L’agente patogeno più comune è lo Staphylococcus aureus. L’infezione penetra in diversi follicoli piliferi situati vicini, causando un’infiammazione diffusa. Il processo si diffonde rapidamente in profondità e in larghezza, coinvolgendo il derma e il tessuto adiposo sottocutaneo.
Sotto il profilo patofisiologico, il carbuncolo è caratterizzato da trombosi dei vasi che alimentano la zona colpita, portando a un’ampia necrosi (mortificazione) dei tessuti. Al centro dell’infiltrato si formano diversi orifizi, attraverso i quali viene emesso pus denso di colore verdastro.

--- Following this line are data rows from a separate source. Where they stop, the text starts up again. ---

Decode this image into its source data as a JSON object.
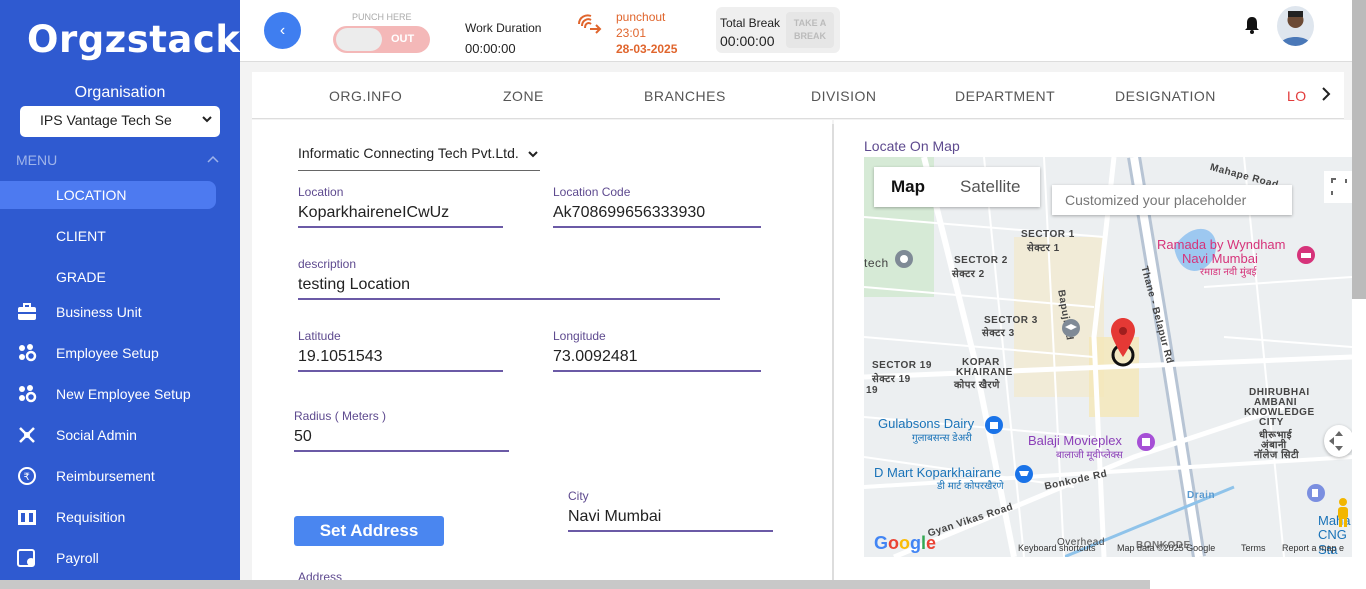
{
  "app": {
    "logo": "Orgzstack"
  },
  "sidebar": {
    "org_label": "Organisation",
    "org_selected": "IPS Vantage Tech Se",
    "menu_label": "MENU",
    "sub_items": [
      {
        "label": "LOCATION",
        "active": true
      },
      {
        "label": "CLIENT"
      },
      {
        "label": "GRADE"
      }
    ],
    "items": [
      {
        "label": "Business Unit",
        "icon": "briefcase-icon"
      },
      {
        "label": "Employee Setup",
        "icon": "people-gear-icon"
      },
      {
        "label": "New Employee Setup",
        "icon": "people-gear-icon"
      },
      {
        "label": "Social Admin",
        "icon": "social-icon"
      },
      {
        "label": "Reimbursement",
        "icon": "rupee-icon"
      },
      {
        "label": "Requisition",
        "icon": "requisition-icon"
      },
      {
        "label": "Payroll",
        "icon": "payroll-icon"
      }
    ]
  },
  "header": {
    "punch_here": "PUNCH HERE",
    "toggle_label": "OUT",
    "work_duration_label": "Work Duration",
    "work_duration_value": "00:00:00",
    "punchout_label": "punchout",
    "punchout_time": "23:01",
    "punchout_date": "28-03-2025",
    "total_break_label": "Total Break",
    "total_break_value": "00:00:00",
    "take_break_line1": "TAKE A",
    "take_break_line2": "BREAK"
  },
  "tabs": [
    "ORG.INFO",
    "ZONE",
    "BRANCHES",
    "DIVISION",
    "DEPARTMENT",
    "DESIGNATION",
    "LO"
  ],
  "form": {
    "company": "Informatic Connecting Tech Pvt.Ltd.",
    "location_label": "Location",
    "location_value": "KoparkhaireneICwUz",
    "location_code_label": "Location Code",
    "location_code_value": "Ak708699656333930",
    "description_label": "description",
    "description_value": "testing Location",
    "latitude_label": "Latitude",
    "latitude_value": "19.1051543",
    "longitude_label": "Longitude",
    "longitude_value": "73.0092481",
    "radius_label": "Radius ( Meters )",
    "radius_value": "50",
    "city_label": "City",
    "city_value": "Navi Mumbai",
    "set_address_label": "Set Address",
    "address_label": "Address"
  },
  "map": {
    "title": "Locate On Map",
    "tab_map": "Map",
    "tab_satellite": "Satellite",
    "search_placeholder": "Customized your placeholder",
    "google": "Google",
    "footer": [
      "Keyboard shortcuts",
      "Map data ©2025 Google",
      "Terms",
      "Report a map e"
    ],
    "labels": [
      {
        "text": "SECTOR 1"
      },
      {
        "text": "सेक्टर 1"
      },
      {
        "text": "SECTOR 2"
      },
      {
        "text": "सेक्टर 2"
      },
      {
        "text": "SECTOR 3"
      },
      {
        "text": "सेक्टर 3"
      },
      {
        "text": "SECTOR 19"
      },
      {
        "text": "सेक्टर 19"
      },
      {
        "text": "KOPAR"
      },
      {
        "text": "KHAIRANE"
      },
      {
        "text": "कोपर खैरणे"
      },
      {
        "text": "DHIRUBHAI"
      },
      {
        "text": "AMBANI"
      },
      {
        "text": "KNOWLEDGE"
      },
      {
        "text": "CITY"
      },
      {
        "text": "धीरूभाई"
      },
      {
        "text": "अंबानी"
      },
      {
        "text": "नॉलेज सिटी"
      },
      {
        "text": "Bapuji Rd"
      },
      {
        "text": "Thane - Belapur Rd"
      },
      {
        "text": "Bonkode Rd"
      },
      {
        "text": "Gyan Vikas Road"
      },
      {
        "text": "Drain"
      },
      {
        "text": "Mahape Road"
      },
      {
        "text": "tech"
      },
      {
        "text": "BONKODE"
      },
      {
        "text": "Overhead"
      },
      {
        "text": "19"
      }
    ],
    "pois": [
      {
        "text": "Ramada by Wyndham",
        "color": "#d6337a"
      },
      {
        "text": "Navi Mumbai",
        "color": "#d6337a"
      },
      {
        "text": "रमाडा नवी मुंबई",
        "color": "#d6337a"
      },
      {
        "text": "Gulabsons Dairy",
        "color": "#1a73b8"
      },
      {
        "text": "गुलाबसन्स डेअरी",
        "color": "#1a73b8"
      },
      {
        "text": "Balaji Movieplex",
        "color": "#8b3fb8"
      },
      {
        "text": "बालाजी मूवीप्लेक्स",
        "color": "#8b3fb8"
      },
      {
        "text": "D Mart Koparkhairane",
        "color": "#1a73b8"
      },
      {
        "text": "डी मार्ट कोपरखैरणे",
        "color": "#1a73b8"
      },
      {
        "text": "Maha",
        "color": "#1a73b8"
      },
      {
        "text": "CNG Sta",
        "color": "#1a73b8"
      }
    ]
  }
}
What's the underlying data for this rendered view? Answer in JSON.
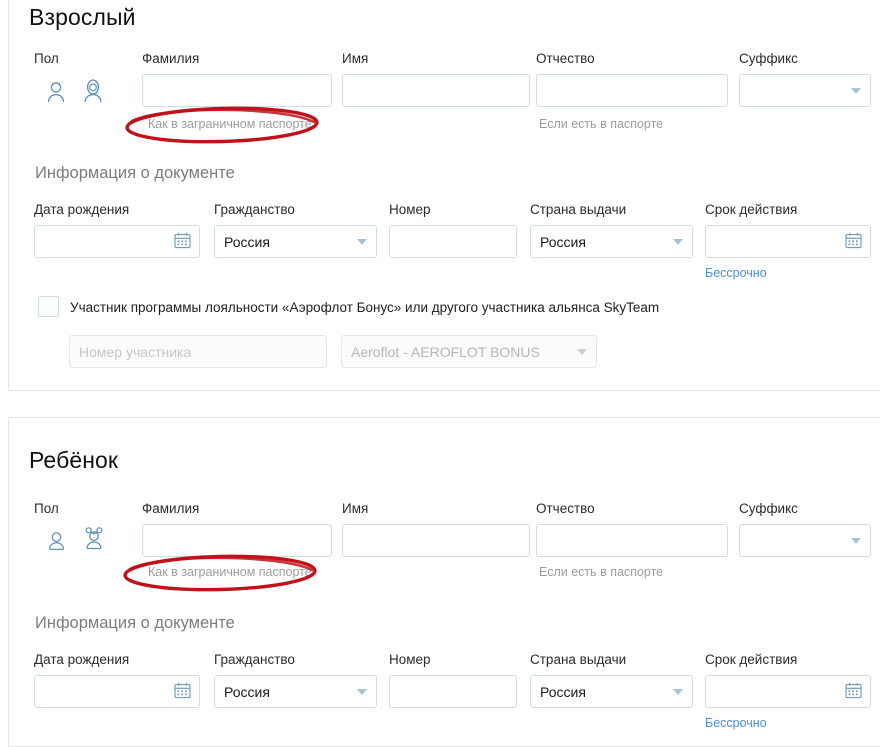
{
  "adult": {
    "title": "Взрослый",
    "gender_label": "Пол",
    "gender_options": [
      {
        "name": "male-gender-icon",
        "selected": false
      },
      {
        "name": "female-gender-icon",
        "selected": false
      }
    ],
    "name_fields": [
      {
        "label": "Фамилия",
        "value": "",
        "placeholder": "",
        "hint": "Как в заграничном паспорте"
      },
      {
        "label": "Имя",
        "value": "",
        "placeholder": "",
        "hint": ""
      },
      {
        "label": "Отчество",
        "value": "",
        "placeholder": "",
        "hint": "Если есть в паспорте"
      }
    ],
    "suffix": {
      "label": "Суффикс",
      "value": ""
    },
    "document_section_title": "Информация о документе",
    "document_fields": {
      "birth_date": {
        "label": "Дата рождения",
        "value": "",
        "icon": "calendar-icon"
      },
      "citizenship": {
        "label": "Гражданство",
        "value": "Россия"
      },
      "number": {
        "label": "Номер",
        "value": ""
      },
      "issuing_country": {
        "label": "Страна выдачи",
        "value": "Россия"
      },
      "expiry": {
        "label": "Срок действия",
        "value": "",
        "icon": "calendar-icon",
        "link": "Бессрочно"
      }
    },
    "loyalty": {
      "checkbox_label": "Участник программы лояльности «Аэрофлот Бонус» или другого участника альянса SkyTeam",
      "checked": false,
      "member_number_placeholder": "Номер участника",
      "member_number_value": "",
      "program_value": "Aeroflot - AEROFLOT BONUS"
    }
  },
  "child": {
    "title": "Ребёнок",
    "gender_label": "Пол",
    "gender_options": [
      {
        "name": "boy-gender-icon",
        "selected": false
      },
      {
        "name": "girl-gender-icon",
        "selected": false
      }
    ],
    "name_fields": [
      {
        "label": "Фамилия",
        "value": "",
        "placeholder": "",
        "hint": "Как в заграничном паспорте"
      },
      {
        "label": "Имя",
        "value": "",
        "placeholder": "",
        "hint": ""
      },
      {
        "label": "Отчество",
        "value": "",
        "placeholder": "",
        "hint": "Если есть в паспорте"
      }
    ],
    "suffix": {
      "label": "Суффикс",
      "value": ""
    },
    "document_section_title": "Информация о документе",
    "document_fields": {
      "birth_date": {
        "label": "Дата рождения",
        "value": "",
        "icon": "calendar-icon"
      },
      "citizenship": {
        "label": "Гражданство",
        "value": "Россия"
      },
      "number": {
        "label": "Номер",
        "value": ""
      },
      "issuing_country": {
        "label": "Страна выдачи",
        "value": "Россия"
      },
      "expiry": {
        "label": "Срок действия",
        "value": "",
        "icon": "calendar-icon",
        "link": "Бессрочно"
      }
    }
  },
  "annotations": [
    {
      "name": "red-ellipse-adult-passport-hint",
      "color": "#c0121a"
    },
    {
      "name": "red-ellipse-child-passport-hint",
      "color": "#c0121a"
    }
  ],
  "colors": {
    "accent_link": "#4a90d9",
    "field_border": "#cfdde4",
    "annotation_red": "#c0121a",
    "icon_blue": "#5b8fb5"
  }
}
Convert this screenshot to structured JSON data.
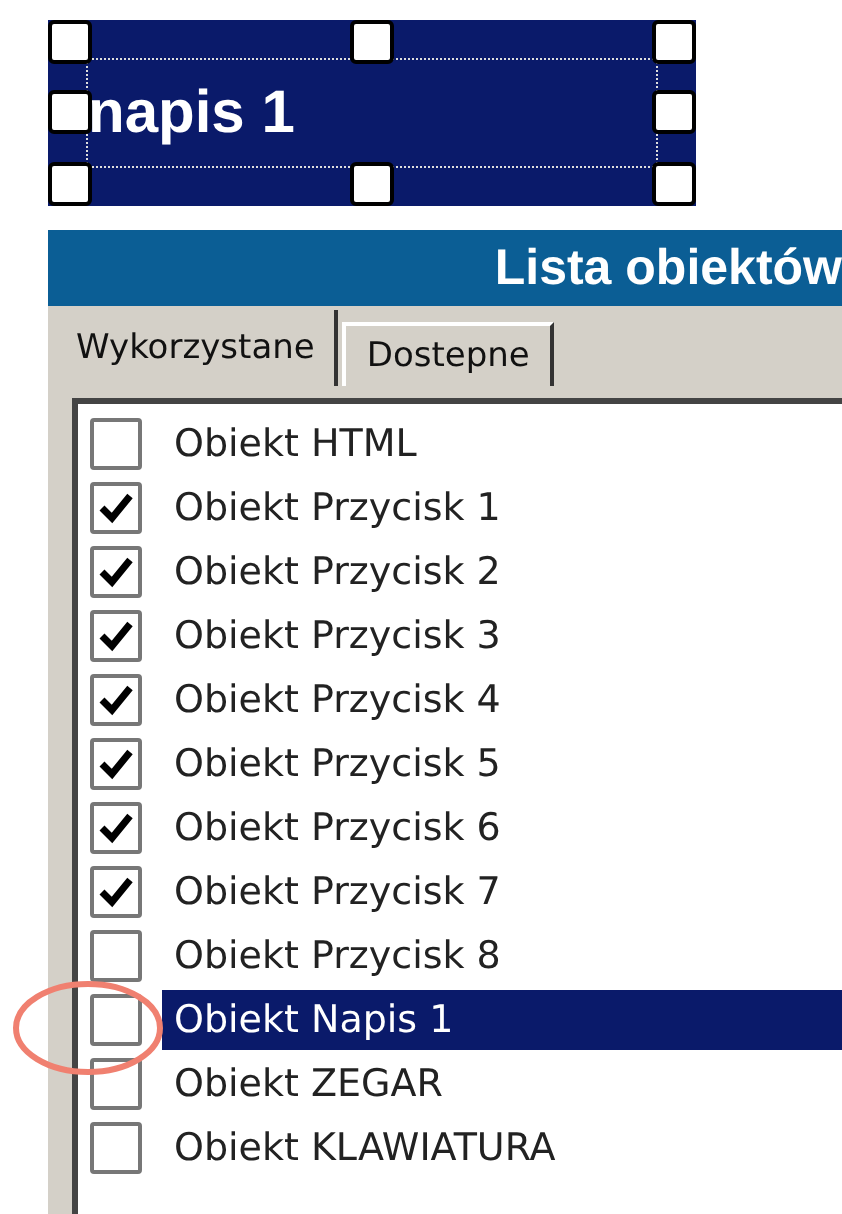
{
  "label_object": {
    "text": "napis 1",
    "selected": true
  },
  "panel": {
    "title": "Lista obiektów"
  },
  "tabs": [
    {
      "label": "Wykorzystane",
      "selected": true
    },
    {
      "label": "Dostepne",
      "selected": false
    }
  ],
  "items": [
    {
      "label": "Obiekt HTML",
      "checked": false,
      "selected": false
    },
    {
      "label": "Obiekt Przycisk 1",
      "checked": true,
      "selected": false
    },
    {
      "label": "Obiekt Przycisk 2",
      "checked": true,
      "selected": false
    },
    {
      "label": "Obiekt Przycisk 3",
      "checked": true,
      "selected": false
    },
    {
      "label": "Obiekt Przycisk 4",
      "checked": true,
      "selected": false
    },
    {
      "label": "Obiekt Przycisk 5",
      "checked": true,
      "selected": false
    },
    {
      "label": "Obiekt Przycisk 6",
      "checked": true,
      "selected": false
    },
    {
      "label": "Obiekt Przycisk 7",
      "checked": true,
      "selected": false
    },
    {
      "label": "Obiekt Przycisk 8",
      "checked": false,
      "selected": false
    },
    {
      "label": "Obiekt Napis 1",
      "checked": false,
      "selected": true,
      "circled": true
    },
    {
      "label": "Obiekt ZEGAR",
      "checked": false,
      "selected": false
    },
    {
      "label": "Obiekt KLAWIATURA",
      "checked": false,
      "selected": false
    }
  ]
}
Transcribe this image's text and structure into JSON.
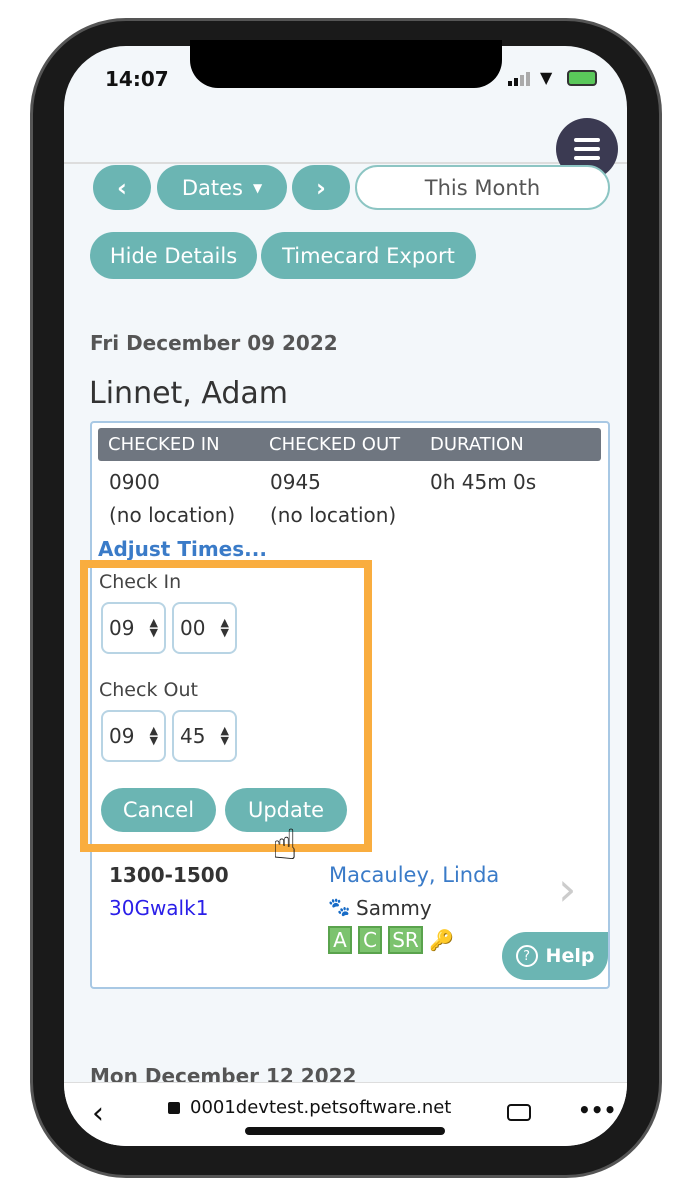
{
  "status_bar": {
    "time": "14:07"
  },
  "toolbar": {
    "prev_icon": "chevron-left",
    "dates_label": "Dates",
    "next_icon": "chevron-right",
    "range_value": "This Month",
    "hide_details": "Hide Details",
    "timecard_export": "Timecard Export",
    "menu_icon": "hamburger"
  },
  "day1": {
    "date": "Fri December 09 2022",
    "staff_name": "Linnet, Adam",
    "table": {
      "headers": [
        "CHECKED IN",
        "CHECKED OUT",
        "DURATION"
      ],
      "row": [
        "0900",
        "0945",
        "0h 45m 0s"
      ],
      "locations": [
        "(no location)",
        "(no location)"
      ]
    },
    "adjust_link": "Adjust Times...",
    "check_in_label": "Check In",
    "check_in_hour": "09",
    "check_in_min": "00",
    "check_out_label": "Check Out",
    "check_out_hour": "09",
    "check_out_min": "45",
    "cancel": "Cancel",
    "update": "Update",
    "appointment": {
      "time": "1300-1500",
      "service": "30Gwalk1",
      "client": "Macauley, Linda",
      "pet": "Sammy",
      "badges": [
        "A",
        "C",
        "SR"
      ]
    }
  },
  "help": "Help",
  "day2": {
    "date": "Mon December 12 2022"
  },
  "browser": {
    "url": "0001devtest.petsoftware.net"
  },
  "colors": {
    "accent": "#6bb5b3",
    "highlight": "#f9ad3f",
    "link": "#3a7bc8",
    "menu": "#3b3a52"
  }
}
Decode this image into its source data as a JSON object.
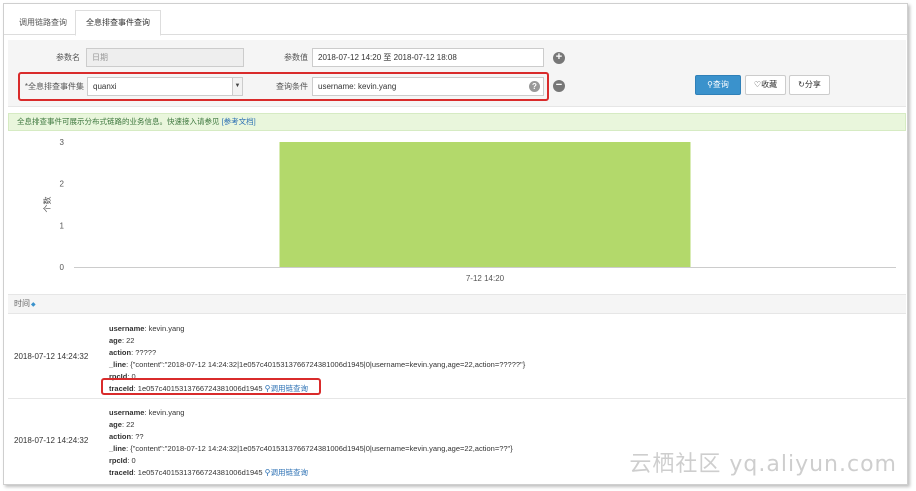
{
  "tabs": [
    {
      "label": "调用链路查询"
    },
    {
      "label": "全息排查事件查询"
    }
  ],
  "filters": {
    "param_name_label": "参数名",
    "param_name_placeholder": "日期",
    "param_value_label": "参数值",
    "date_start": "2018-07-12 14:20",
    "date_sep": "至",
    "date_end": "2018-07-12 18:08",
    "event_set_label": "*全息排查事件集",
    "event_set_value": "quanxi",
    "condition_label": "查询条件",
    "condition_value": "username: kevin.yang",
    "add_icon": "plus-icon",
    "remove_icon": "minus-icon",
    "help_icon": "question-icon"
  },
  "actions": {
    "search_label": "查询",
    "favorite_label": "收藏",
    "share_label": "分享"
  },
  "notice": {
    "text": "全息排查事件可展示分布式链路的业务信息。快速接入请参见 ",
    "link": "[参考文档]"
  },
  "chart_data": {
    "type": "bar",
    "categories": [
      "7-12 14:20"
    ],
    "values": [
      3
    ],
    "ylabel": "个数",
    "ylim": [
      0,
      3
    ],
    "yticks": [
      "0",
      "1",
      "2",
      "3"
    ],
    "bar_color": "#b3d96b",
    "grid": false
  },
  "table": {
    "header_time": "时间",
    "rows": [
      {
        "time": "2018-07-12 14:24:32",
        "username_k": "username",
        "username_v": "kevin.yang",
        "age_k": "age",
        "age_v": "22",
        "action_k": "action",
        "action_v": "?????",
        "line_k": "_line",
        "line_v": "{\"content\":\"2018-07-12 14:24:32|1e057c4015313766724381006d1945|0|username=kevin.yang,age=22,action=?????\"}",
        "rpcid_k": "rpcId",
        "rpcid_v": "0",
        "traceid_k": "traceId",
        "traceid_v": "1e057c4015313766724381006d1945",
        "link_label": "调用链查询"
      },
      {
        "time": "2018-07-12 14:24:32",
        "username_k": "username",
        "username_v": "kevin.yang",
        "age_k": "age",
        "age_v": "22",
        "action_k": "action",
        "action_v": "??",
        "line_k": "_line",
        "line_v": "{\"content\":\"2018-07-12 14:24:32|1e057c4015313766724381006d1945|0|username=kevin.yang,age=22,action=??\"}",
        "rpcid_k": "rpcId",
        "rpcid_v": "0",
        "traceid_k": "traceId",
        "traceid_v": "1e057c4015313766724381006d1945",
        "link_label": "调用链查询"
      }
    ]
  },
  "watermark": "云栖社区 yq.aliyun.com",
  "colors": {
    "primary": "#3a92cc",
    "highlight_border": "#d92b2b",
    "notice_bg": "#e9f6dc",
    "bar": "#b3d96b"
  }
}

Clinicamente, il carbuncle si presenta come un infiltrato di grandi dimensioni, denso, estremamente doloroso, di colore rosso violaceo. Il suo sviluppo è accompagnato da sintomi di intossicazione generale: febbre alta, brividi, debolezza. La localizzazione più pericolosa è il viso (labbro superiore, naso) a causa del rischio di diffusione dell’infezione nella cavità cranica (trombosi del seno cavernoso).
Il trattamento del carbuncle, a differenza della maggior parte dei foruncoli, è quasi sempre chirurgico. Consiste in un’ampia incisione a croce dell’infiltrato, rimozione di tutti i tessuti necrotici e assicurare un adeguato drenaggio del pus. L’operazione è necessariamente integrata da una terapia antibiotica sistemica. I tentativi di spremere il carbuncle autonomamente sono categoricamente vietati a causa dell’alto rischio di diffusione dell’infezione.